Cosa l'ha spinta a intraprendere l'attività di ingegnere elettronico? È stato motivato dalla passione o cercava la sicurezza lavorativa?
Nessuna delle due. Ho iniziato pensando che avrei fatto il musicista, ma, alla fine, la vita mi ha portato a fare una professione che mi piace esattamente come prima mi piaceva la musica.

Le piacerebbe, invece, fare computer grafica applicata alla musica?
Mi affascina parecchio l'idea dell'intelligenza artificiale applicata alla composizione musicale, per tirare fuori dal pezzo musicale qualcosa che a occhio non è visibile e che ha un effetto enorme sull'interpretazione, e che, quindi, possa trasmettere qualcosa di nuovo, di diverso.

Tra i suoi progetti, quale le sta particolarmente a cuore?
Senza dubbio la digitalizzazione delle statue di Mont'e Prama, conservate nei musei archeologici di Cagliari e di Cabras. Rappresenta un esempio di come la ricerca possa essere d'aiuto alla comunità in cui essa si inserisce. Questo progetto, inoltre, è valso al nostro gruppo numerosi riconoscimenti a livello internazionale: primo premio come migliore pubblicazione alla conferenza internazionale Digital Heritage nel 2013 e nel 2015.

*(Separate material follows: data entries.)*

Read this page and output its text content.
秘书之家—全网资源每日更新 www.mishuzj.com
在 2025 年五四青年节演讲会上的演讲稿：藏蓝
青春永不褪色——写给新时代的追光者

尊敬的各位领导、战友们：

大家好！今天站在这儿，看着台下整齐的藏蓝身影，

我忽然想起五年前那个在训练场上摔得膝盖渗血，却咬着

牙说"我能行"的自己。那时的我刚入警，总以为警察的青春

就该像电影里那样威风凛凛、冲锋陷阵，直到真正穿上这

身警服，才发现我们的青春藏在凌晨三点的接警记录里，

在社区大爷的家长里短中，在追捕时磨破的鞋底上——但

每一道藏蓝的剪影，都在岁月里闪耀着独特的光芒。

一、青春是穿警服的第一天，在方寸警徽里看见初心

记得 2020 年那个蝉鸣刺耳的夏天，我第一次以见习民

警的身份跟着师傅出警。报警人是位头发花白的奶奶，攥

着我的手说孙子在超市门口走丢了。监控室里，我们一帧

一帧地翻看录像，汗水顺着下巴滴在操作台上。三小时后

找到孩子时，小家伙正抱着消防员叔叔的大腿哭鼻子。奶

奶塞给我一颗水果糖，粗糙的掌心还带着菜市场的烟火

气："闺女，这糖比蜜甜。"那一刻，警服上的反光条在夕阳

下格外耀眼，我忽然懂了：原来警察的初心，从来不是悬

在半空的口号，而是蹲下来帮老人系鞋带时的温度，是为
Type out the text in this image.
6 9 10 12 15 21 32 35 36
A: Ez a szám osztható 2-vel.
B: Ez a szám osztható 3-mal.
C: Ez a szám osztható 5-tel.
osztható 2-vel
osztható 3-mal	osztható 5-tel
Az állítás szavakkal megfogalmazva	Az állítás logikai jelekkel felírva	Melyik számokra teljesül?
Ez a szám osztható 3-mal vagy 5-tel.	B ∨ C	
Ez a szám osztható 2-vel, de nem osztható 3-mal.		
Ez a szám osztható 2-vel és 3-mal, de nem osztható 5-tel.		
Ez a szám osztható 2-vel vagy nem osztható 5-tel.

Potrebbe raccontarci brevemente l'avventura di Mont'e Prama?
Quando la Soprintendenza Archeologia della Sardegna ci ha coinvolto nell'acquisizione tridimensionale delle statue abbiamo accettato una sfida. In quel caso il problema principale consisteva nella tipologia di dato: statue poggiate su supporti metallici la cui presenza rendeva problematica l’acquisizione. Dopo aver acquisito 6.000 scansioni e 6.000 foto delle 37 statue, abbiamo sviluppato nuovi algoritmi che costituiscono la parte innovativa del nostro lavoro.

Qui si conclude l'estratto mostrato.